(RxWiki News) The US Drug Enforcement Administration (DEA) has taken action to control the widespread abuse of narcotic painkillers. The agency has placed tighter restrictions on products containing one of the most common painkillers available.
The DEA has moved hydrocodone combination medications — such as Vicodin — from Schedule III to Schedule II drugs.
This action means that patients will need a doctor's written prescription, rather than one made over the phone, to get products containing hydrocodone, an opioid painkiller. It also means patients cannot get refills — they have to get another prescription from their doctor, instead.
"Take your medicines only as prescribed."
"Almost seven million Americans abuse controlled-substance prescription medications, including opioid painkillers, resulting in more deaths from prescription drug overdoses than auto accidents," said DEA Administrator Michelle Leonhart in a press release announcing the DEA decision. "Today's action recognizes that these products are some of the most addictive and potentially dangerous prescription medications available."

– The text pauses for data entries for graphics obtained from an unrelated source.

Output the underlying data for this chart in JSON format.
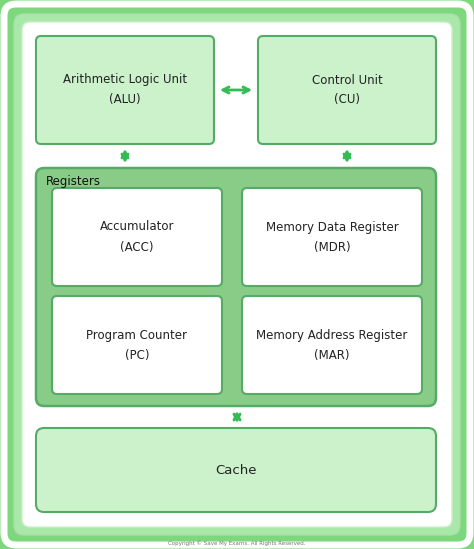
{
  "fig_w": 4.74,
  "fig_h": 5.49,
  "dpi": 100,
  "bg_outer": "#7dd87d",
  "bg_mid_green": "#88dd88",
  "bg_white": "#ffffff",
  "box_light_fill": "#ccf2cc",
  "box_mid_fill": "#88cc88",
  "box_white_fill": "#ffffff",
  "box_border": "#55aa66",
  "arrow_color": "#33bb55",
  "text_color": "#222222",
  "registers_label": "Registers",
  "alu_line1": "Arithmetic Logic Unit",
  "alu_line2": "(ALU)",
  "cu_line1": "Control Unit",
  "cu_line2": "(CU)",
  "acc_line1": "Accumulator",
  "acc_line2": "(ACC)",
  "mdr_line1": "Memory Data Register",
  "mdr_line2": "(MDR)",
  "pc_line1": "Program Counter",
  "pc_line2": "(PC)",
  "mar_line1": "Memory Address Register",
  "mar_line2": "(MAR)",
  "cache_label": "Cache",
  "copyright": "Copyright © Save My Exams. All Rights Reserved."
}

For decades, products with a combination of hydrocodone and other medicines were classified in Schedule III, even though hydrocodone alone was in Schedule II. However, growing concerns in recent years about the epidemic of painkiller abuse led physician groups and other government agencies to call on the DEA to put tighter restrictions on hydrocodone combination products.
According to the Centers for Disease Control and Prevention (CDC), overdose deaths from prescription painkillers have more than tripled in the past 20 years. In 2009 alone, prescription painkiller overdoses killed more than 15,500 people in the US.
While most experts agree that the painkiller abuse must be addressed, some groups have issues with the DEA action. The American Pharmacists Association and other pharmacy groups sent a joint letter to the DEA in April 2014 voicing their concerns.
In the letter, the pharmacy groups wrote that the "vast majority of patients taking hydrocodone do so legitimately."
They went on to tell the DEA that hydrocodone combination products "play a key role in acute and chronic pain management and helping patients engage in the activities of daily life. Rescheduling [hydrocodone combination products] will have far-reaching consequences for millions of Americans who legitimately rely on them for short-term and chronic pain."
Nevertheless, millions of Americans continue to abuse painkillers. The CDC reports that about 12 million teens and adults said they used prescription painkillers to get "high" or for other nonmedical reasons.